I am fairly certain that what you propose is "unsupported" by Sun and is the
kind of thing that would cause me and my fellow call center E10K support
engineers to shake our head in wonder at the stupidity of our customer(s)
and wonder just what the hell they were thinking.
(...)
Oh, don't forget to disable all /etc/init.d/ startup scripts that attempt
to start all sorts of E10K-specific daemons etc.

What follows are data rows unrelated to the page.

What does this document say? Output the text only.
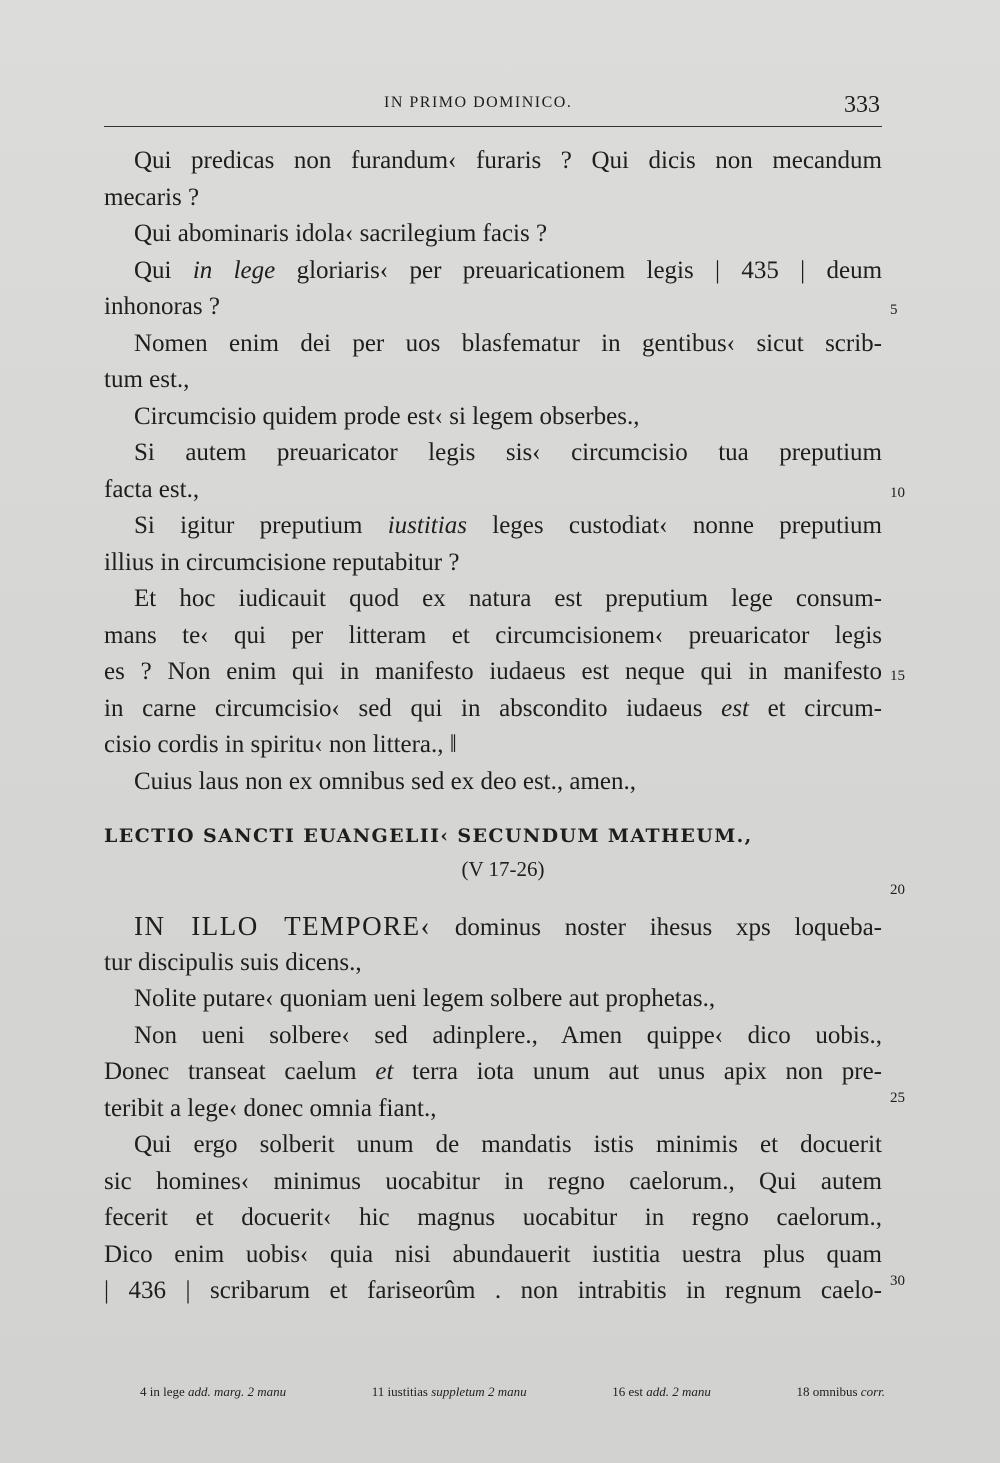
IN PRIMO DOMINICO.	333
Qui predicas non furandum‹ furaris ? Qui dicis non mecandum
mecaris ?
Qui abominaris idola‹ sacrilegium facis ?
Qui in lege gloriaris‹ per preuaricationem legis | 435 | deum
inhonoras ?
Nomen enim dei per uos blasfematur in gentibus‹ sicut scrib-
tum est.,
Circumcisio quidem prode est‹ si legem obserbes.,
Si autem preuaricator legis sis‹ circumcisio tua preputium
facta est.,
Si igitur preputium iustitias leges custodiat‹ nonne preputium
illius in circumcisione reputabitur ?
Et hoc iudicauit quod ex natura est preputium lege consum-
mans te‹ qui per litteram et circumcisionem‹ preuaricator legis
es ? Non enim qui in manifesto iudaeus est neque qui in manifesto
in carne circumcisio‹ sed qui in abscondito iudaeus est et circum-
cisio cordis in spiritu‹ non littera., ‖
Cuius laus non ex omnibus sed ex deo est., amen.,
LECTIO SANCTI EUANGELII‹ SECUNDUM MATHEUM.,
(V 17-26)
IN ILLO TEMPORE‹ dominus noster ihesus xps loqueba-
tur discipulis suis dicens.,
Nolite putare‹ quoniam ueni legem solbere aut prophetas.,
Non ueni solbere‹ sed adinplere., Amen quippe‹ dico uobis.,
Donec transeat caelum et terra iota unum aut unus apix non pre-
teribit a lege‹ donec omnia fiant.,
Qui ergo solberit unum de mandatis istis minimis et docuerit
sic homines‹ minimus uocabitur in regno caelorum., Qui autem
fecerit et docuerit‹ hic magnus uocabitur in regno caelorum.,
Dico enim uobis‹ quia nisi abundauerit iustitia uestra plus quam
| 436 | scribarum et fariseorûm . non intrabitis in regnum caelo-
5
10
15
20
25
30
4 in lege add. marg. 2 manu	11 iustitias suppletum 2 manu	16 est add. 2 manu	18 omnibus corr.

Great feedback of an evidently experienced professional. Other reply from him
(about booting only to a single-user mode)
(...)
My guess: some E10K specific scripts and/or daemons are stopping the boot
process; they may be logging errors, or they may be waiting to
speak to a non-existent control board or SSP. Without
/var/adm/messages and/or `dmesg' output and/or /var/log/syslog
log files (among possibly other files)... I can only speculate
at this point.
(...)
An then, Anand Chouthai came along. He told he works with such scenarios for
living.
Yes , it will work, One of the steps I see missing is to take out any
references to ssp. Also it will work 99% times if the original E10 install
is done Entire distribution with OEM support.
(...)
And at last what seems to be the "voila"
Take the disk which has the E10K image and put it on E420R:
Boot from cdrom in single user mode ( same OS on the E10K image) or boot
from jumpstart in single user mode
mount the disk with the E10000 image on /a
cd /a
mv dev dev.dr
mv devices devices.dr
mkdir dev devices
cd /dev
find . -depth -print | cpio -pdm /a/dev
cd /devices
find . -depth -print | cpio -pdm /a/devices
cd /a/etc
mv path_to_inst path_to_inst.dr
cp /tmp/root/etc/path_to_inst .
change the vfstab to appropriate disk config
If the E10000 disk was encapsulated then take the rootdev entries out
from system file
install bootblk on the disk
cd /a/etc
mv ssphostname ssphostname.dr
init 0
ok> boot -rasvw
when it comes to single user mode <ctrl D> to go to multi user mode.
Hope it works. Good luck.
Well, thats all. As I mentioned, we didn4t try it yet, but it seems to be the
way to get the work done. Anyway I will let the list know how it worked.